PhD defence of Loren Lugosch - Deep Neural Networks for Voice Control

Monday, May 15, 2023 13:00to15:00

McConnell Engineering Building , Room 603, 3480 rue University, Montreal, QC, H3A 0E9, CA

Abstract

Voice control systems enable people to control their computers by speaking to them. After a review of the state-of-the-art in sequence modeling, speech recognition, and language understanding using deep learning, this thesis describes a number of contributions to the art of voice control. The first contribution is a study of large-scale semi-supervised learning through pseudo-labeling for massively multilingual speech recognition.
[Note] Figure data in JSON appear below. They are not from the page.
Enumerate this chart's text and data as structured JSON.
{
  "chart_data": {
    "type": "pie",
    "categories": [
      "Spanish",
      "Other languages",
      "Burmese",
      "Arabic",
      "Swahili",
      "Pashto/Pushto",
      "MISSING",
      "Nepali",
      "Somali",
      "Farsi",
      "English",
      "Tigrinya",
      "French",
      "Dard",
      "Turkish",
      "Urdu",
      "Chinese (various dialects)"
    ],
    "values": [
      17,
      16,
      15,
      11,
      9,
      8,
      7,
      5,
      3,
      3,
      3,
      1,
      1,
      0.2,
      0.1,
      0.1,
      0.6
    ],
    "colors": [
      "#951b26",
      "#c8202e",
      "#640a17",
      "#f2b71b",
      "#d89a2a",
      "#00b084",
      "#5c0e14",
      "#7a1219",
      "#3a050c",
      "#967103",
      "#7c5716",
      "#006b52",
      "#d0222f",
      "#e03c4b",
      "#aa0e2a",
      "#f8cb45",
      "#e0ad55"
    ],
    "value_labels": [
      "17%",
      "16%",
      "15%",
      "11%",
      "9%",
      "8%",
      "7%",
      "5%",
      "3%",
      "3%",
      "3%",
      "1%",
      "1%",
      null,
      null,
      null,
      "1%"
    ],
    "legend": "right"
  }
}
The second contribution is a study of the use of autoregressive models for conditional computation with neural networks, using speech recognition as a test case. The third contribution is a method for training end-to-end spoken language understanding models using speech synthesis. The fourth contribution is a crowdsourced dataset, Timers and Such, for spoken language understanding involving numbers, along with baseline experimental results and open-source software infrastructure for using the dataset. The fifth contribution is our part in the design and implementation of SpeechBrain, an open-source software toolkit for speech processing. Finally, using some of the tools and techniques developed earlier in the thesis, we propose a simplified and unified approach to voice control in which the entire traditional pipeline, composed of an automatic speech recognition subsystem, a natural language understanding subsystem, and human-programmed control logic, is subsumed within a single deep neural network.

Loren Lugosch

Loren Lugosch is a machine learning researcher currently working at Apple. He is completing a PhD in electrical engineering at McGill University and the Mila Quebec AI Institute under the supervision of Prof. Brett H. Meyer and Prof. Derek Nowrouzezahrai. He has worked on problems in the domains of audio, language, signal processing, and artificial intelligence. Before his PhD, he worked as a research engineer at Fluent.ai. He is originally from Houston, Texas and now lives in Boston, Massachusetts.